The loop, in four steps
1. Build a corpus from your repository
The training signal for code completion is fill-in-the-middle (FIM): take a chunk of real code, hide a span, and ask the model to reconstruct it given the prefix and suffix. You generate these pairs from your commits and from the completions your team accepts and rejects as they work. Accepted completions are positive signal; reverted patches and rejected ghost text are negative signal.
2. Fine-tune a small base model with LoRA
You do not retrain a model from scratch. You take a small base coding model (a 1.5B–7B parameter model is plenty) and apply a LoRA fine-tune — a parameter-efficient method that trains a small set of adapter weights instead of the whole network. It runs on CPU overnight, or far faster on a single GPU.
3. Prove the candidate beats the base model
This is the step everyone skips, and it is the one that matters. Hold out a slice of your code, score both the base model and the freshly trained candidate on the same holes with the same seed, and compare. Only promote the candidate if it wins by a real margin. Otherwise you have shipped a regression you cannot see.
4. Promote, and keep the loser for rollback
When the candidate wins, swap it in as the live model. Keep the previous version so you can roll back instantly if the live error rate spikes. Repeat on a schedule. Over weeks the model converges on your codebase.
Where Karl fits
Karl is a self-trained LLM that runs this entire loop for you, locally, on Windows, with Linux coming soon. You write code in VS Code as usual; Karl mines the FIM pairs, runs the overnight LoRA fine-tune, scores the candidate against the incumbent on a held-out benchmark, and only swaps in the new model when it wins. Every cycle writes a JSON evidence artefact you can open and inspect.
In one recorded overnight cycle, base model
qwen2.5-coder:1.5b-base scored 0.406 on a held-out set
of 71 holes from a real repo.
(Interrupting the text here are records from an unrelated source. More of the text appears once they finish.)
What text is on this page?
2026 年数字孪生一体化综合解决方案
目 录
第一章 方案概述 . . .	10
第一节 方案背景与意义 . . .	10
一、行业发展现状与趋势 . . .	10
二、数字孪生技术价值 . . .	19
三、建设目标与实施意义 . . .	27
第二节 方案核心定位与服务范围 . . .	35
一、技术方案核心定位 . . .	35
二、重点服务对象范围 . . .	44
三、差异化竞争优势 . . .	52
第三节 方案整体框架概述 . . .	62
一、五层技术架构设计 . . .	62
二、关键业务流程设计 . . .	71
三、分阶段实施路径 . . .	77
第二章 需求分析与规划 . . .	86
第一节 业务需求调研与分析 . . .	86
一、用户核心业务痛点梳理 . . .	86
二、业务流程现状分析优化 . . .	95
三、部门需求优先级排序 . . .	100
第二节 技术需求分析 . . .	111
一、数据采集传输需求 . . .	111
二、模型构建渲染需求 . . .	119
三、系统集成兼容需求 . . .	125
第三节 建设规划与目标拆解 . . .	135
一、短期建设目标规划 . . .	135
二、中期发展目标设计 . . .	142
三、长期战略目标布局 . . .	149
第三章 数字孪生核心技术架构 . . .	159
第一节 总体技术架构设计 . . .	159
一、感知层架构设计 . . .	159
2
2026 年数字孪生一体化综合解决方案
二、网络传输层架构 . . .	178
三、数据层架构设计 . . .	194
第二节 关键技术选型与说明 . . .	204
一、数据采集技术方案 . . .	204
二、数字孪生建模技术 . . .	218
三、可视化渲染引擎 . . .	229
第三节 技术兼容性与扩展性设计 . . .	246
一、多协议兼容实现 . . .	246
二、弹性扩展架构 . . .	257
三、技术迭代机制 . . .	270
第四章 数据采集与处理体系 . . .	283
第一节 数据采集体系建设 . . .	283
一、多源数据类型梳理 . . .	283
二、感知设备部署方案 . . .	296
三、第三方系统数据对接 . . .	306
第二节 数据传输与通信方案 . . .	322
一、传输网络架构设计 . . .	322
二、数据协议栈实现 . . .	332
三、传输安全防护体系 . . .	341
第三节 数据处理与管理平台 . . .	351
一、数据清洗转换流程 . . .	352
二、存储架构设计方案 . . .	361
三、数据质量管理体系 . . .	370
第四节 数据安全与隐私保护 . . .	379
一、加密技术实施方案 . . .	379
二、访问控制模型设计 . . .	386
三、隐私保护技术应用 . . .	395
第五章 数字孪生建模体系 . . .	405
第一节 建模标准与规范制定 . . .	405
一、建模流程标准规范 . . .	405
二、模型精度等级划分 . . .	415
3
Karl’s candidate scored 0.438
— a +3.2 pt uplift — with first-line
exact-match rising from 0.352 to 0.408 (+5.6 pp).
The promotion rule discards any candidate that does not beat the
paired baseline on the same seed and holes by at least a full point.
Frequently asked questions
Can you train an LLM on your own code?
Yes. You build a FIM corpus from your repository, then run a LoRA fine-tune on a small base coding model. The result is a self-trained LLM that predicts the code your team actually writes. Karl automates the loop locally.
Do I need a GPU to train an AI on my code?
No. A LoRA fine-tune of a 1.5B–7B base model runs on CPU, just slower. Karl ships a CPU-only path that runs overnight. A single GPU box speeds it up and can train for a whole team.
How do I know the fine-tuned model is actually better?
Score the base model and the candidate on the same held-out holes with the same seed, and only promote the candidate if it beats the baseline by a set margin. Karl writes a JSON evidence artefact for every cycle.
Does training an LLM on my code send it to the cloud?
It does not have to. Karl runs entirely on your machine with no outbound traffic after the first model pull and no telemetry, so your source never leaves your hardware.